The Democrat-Republican trap is actually little more than a mutual-protection racket for an organized criminal conspiracy of the most dangerous kind. Here's what the modern political paradigm represents:
The theft and redistribution not only of actual private property, but a full-scale frontal assault on the whole sacred concept of private property. Thus, the only debate going on in Congress today is over the possibility and propriety of whether legalized confiscation of property should be stepped up or slowed down ever so slightly a la a modest tax cut.
Invasions of personal privacy that would make the boys in Beijing proud. Government not only decides which pitiful portion of personal property citizens are permitted to keep, it also seeks broader control of how citizens are permitted to use the wealth they have managed to accumulate under the watchful eye of Caesar. We're on the verge of mandatory national ID cards, banking regulations that track even cash transactions and electronic surveillance of our every move, conversation and communication.
The debate over a thoroughly failed government education system never touches on whether it should be scrapped, but focuses instead on how increasing amounts of forcibly confiscated taxpayer money should be spent to perpetuate the dumbing down of the citizenry-making government's "subjects" and "dependents" even more pliable and accepting of control.
The one trump card held by the remnant with enough historical memory to understand that government is supposed to serve rather than be served and be limited in power rather than unlimited-the constitutionally enumerated right to bear arms-has been so narrowly redefined and broadly attacked as to be rendered meaningless. It's simply a matter of time under the Demonicrats and Republicons before it is eliminated and government confiscates all weapons that would pose a threat to its authority and control. The day is coming. Mark my words.
It's not just the Washington political culture that is perverting the debate, narrowing the choices and subverting our freedoms. Take a look at last weeks political action in Virginia, a state in which Republicans control the governorship and one house of the legislature. Both houses of government unanimously passed a "patients' bill of rights" and Republican Gov. James Gilmore III is eager to sign it. There was not so much as a hint of suggestion in the debate that government intervention in health care has caused most of the problems consumers face. Instead, both sides agree with Bill and Hillary Clinton that government holds the key to solving virtually every problem encountered by mankind.

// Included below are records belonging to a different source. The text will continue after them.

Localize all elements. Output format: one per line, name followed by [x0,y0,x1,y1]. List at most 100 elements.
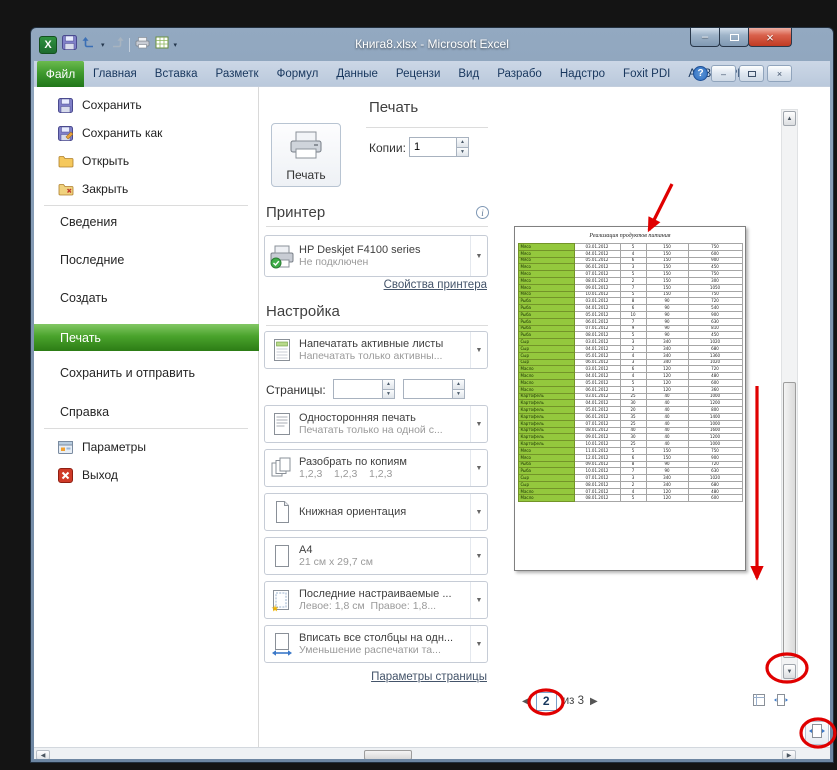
scaling-dropdown[interactable]: Вписать все столбцы на одн... Уменьшение… [264,625,488,663]
spin-up-button[interactable]: ▲ [456,137,469,148]
scroll-up-button[interactable]: ▲ [783,111,796,126]
table-cell: Рыба [518,311,574,318]
maximize-button[interactable] [719,28,749,47]
sidebar-item-help[interactable]: Справка [34,400,259,424]
sidebar-item-save-as[interactable]: Сохранить как [34,121,259,145]
preview-vertical-scrollbar[interactable]: ▲ ▼ [781,109,798,681]
table-cell: 150 [646,244,688,251]
workbook-close-button[interactable]: × [767,65,792,82]
sidebar-item-exit[interactable]: Выход [34,463,259,487]
sidebar-item-new[interactable]: Создать [34,286,259,310]
sidebar-item-save-and-send[interactable]: Сохранить и отправить [34,361,259,385]
fit-page-button[interactable] [771,693,790,712]
table-cell: 06.01.2012 [574,413,620,420]
sidebar-item-label: Закрыть [82,182,128,196]
window-controls: – × [691,28,792,47]
printer-name: HP Deskjet F4100 series [299,244,470,256]
table-cell: Рыба [518,461,574,468]
close-button[interactable]: × [748,28,792,47]
scroll-down-button[interactable]: ▼ [783,664,796,679]
table-cell: 1020 [688,359,742,366]
ribbon-tab[interactable]: Разметк [207,61,268,87]
dropdown-subtitle: 21 см x 29,7 см [299,556,470,568]
zoom-to-page-button[interactable] [805,721,829,745]
sidebar-item-close[interactable]: Закрыть [34,177,259,201]
spin-up-button[interactable]: ▲ [452,379,465,390]
table-cell: 07.01.2012 [574,475,620,482]
horizontal-scrollbar[interactable]: ◀ ▶ [34,747,830,759]
sidebar-item-info[interactable]: Сведения [34,210,259,234]
print-button[interactable]: Печать [271,123,341,187]
ribbon-tab[interactable]: Данные [327,61,387,87]
collate-dropdown[interactable]: Разобрать по копиям 1,2,3 1,2,3 1,2,3 ▼ [264,449,488,487]
sidebar-item-options[interactable]: Параметры [34,435,259,459]
current-page-box[interactable]: 2 [536,692,557,711]
show-margins-button[interactable] [749,693,768,712]
ribbon-tab[interactable]: Формул [268,61,328,87]
info-icon[interactable]: i [476,206,489,219]
table-cell: Картофель [518,420,574,427]
table-cell: Мясо [518,264,574,271]
sidebar-item-save[interactable]: Сохранить [34,93,259,117]
tab-file[interactable]: Файл [37,61,84,87]
undo-menu-caret-icon[interactable]: ▾ [101,42,105,49]
ribbon-tab[interactable]: Вставка [146,61,207,87]
maximize-icon [730,34,739,41]
ribbon-tab[interactable]: Главная [84,61,146,87]
sidebar-item-print[interactable]: Печать [34,324,259,351]
table-cell: 05.01.2012 [574,257,620,264]
pages-from-input[interactable] [333,379,382,399]
table-cell: Рыба [518,298,574,305]
printer-select-dropdown[interactable]: HP Deskjet F4100 series Не подключен ▼ [264,235,488,277]
dropdown-subtitle: Левое: 1,8 см Правое: 1,8... [299,600,470,612]
printer-properties-link[interactable]: Свойства принтера [384,279,487,291]
excel-logo-icon[interactable]: X [39,36,57,54]
workbook-minimize-button[interactable]: – [711,65,736,82]
help-icon[interactable]: ? [693,66,708,81]
orientation-dropdown[interactable]: Книжная ориентация ▼ [264,493,488,531]
table-cell: 5 [620,244,646,251]
undo-icon[interactable] [82,36,96,54]
spin-down-button[interactable]: ▼ [456,148,469,158]
margins-dropdown[interactable]: ★ Последние настраиваемые ... Левое: 1,8… [264,581,488,619]
print-preview-panel: Реализация продуктов питания Мясо 03.01.… [497,87,830,747]
sidebar-item-open[interactable]: Открыть [34,149,259,173]
table-row: Мясо 03.01.2012 5 150 750 [518,244,742,251]
table-cell: Сыр [518,359,574,366]
page-setup-link[interactable]: Параметры страницы [371,671,487,683]
ribbon-tab[interactable]: Надстро [551,61,614,87]
scroll-right-button[interactable]: ▶ [782,750,796,759]
table-cell: 480 [688,488,742,495]
duplex-dropdown[interactable]: Односторонняя печать Печатать только на … [264,405,488,443]
ribbon-tab[interactable]: Разрабо [488,61,551,87]
redo-icon[interactable] [110,36,124,54]
table-row: Рыба 10.01.2012 7 90 630 [518,468,742,475]
table-cell: 900 [688,454,742,461]
table-cell: 810 [688,325,742,332]
scrollbar-thumb[interactable] [364,750,412,759]
workbook-restore-button[interactable] [739,65,764,82]
previous-page-button[interactable]: ◀ [522,696,530,707]
scroll-left-button[interactable]: ◀ [36,750,50,759]
copies-value[interactable]: 1 [409,137,456,157]
save-icon[interactable] [62,35,77,55]
ribbon-tab[interactable]: Вид [449,61,488,87]
scrollbar-thumb[interactable] [783,382,796,658]
spin-up-button[interactable]: ▲ [382,379,395,390]
ribbon-tab[interactable]: Рецензи [387,61,449,87]
quick-print-icon[interactable] [135,36,150,54]
sidebar-item-recent[interactable]: Последние [34,248,259,272]
table-cell: 340 [646,345,688,352]
spin-down-button[interactable]: ▼ [452,390,465,400]
minimize-button[interactable]: – [690,28,720,47]
table-cell: 9 [620,325,646,332]
table-cell: 03.01.2012 [574,366,620,373]
pages-to-input[interactable] [403,379,452,399]
ribbon-tab[interactable]: Foxit PDI [614,61,679,87]
next-page-button[interactable]: ▶ [590,696,598,707]
table-cell: Сыр [518,481,574,488]
print-what-dropdown[interactable]: Напечатать активные листы Напечатать тол… [264,331,488,369]
paper-size-dropdown[interactable]: A4 21 см x 29,7 см ▼ [264,537,488,575]
close-folder-icon [58,183,74,196]
spin-down-button[interactable]: ▼ [382,390,395,400]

Not one Virginia statesman bothered to ask whether "rights" descended from government, or pointed out that if they can be granted, they can be take away.
The founders of this once-great country believed that personal freedom could only be realized through self-government-the concept that each individual is responsible for governing himself. When was the last time you heard a Republican, let alone a Democrat, even use the term "self-government"? It's simply not even in their limited bureaucratic vocabularies.
Neither is the simple yet profound notion that "Government governs best which governs least."
Some will argue with me, saying that, despite their lack of vision, connection with the Constitution, understanding of America's founding principles and ability to distinguish themselves from the statist policies of the Democrats, Republicans represent the lesser of two evils.
My answer: America is too far down the road paved with good intentions to be salvaged by lesser degrees of evil. It's going to take a radical change of course for Americans to rediscover the wonders of freedom, limited government, individual rights and personal responsibility.
Have you heard any leader in either major party give more than lip service to such concepts?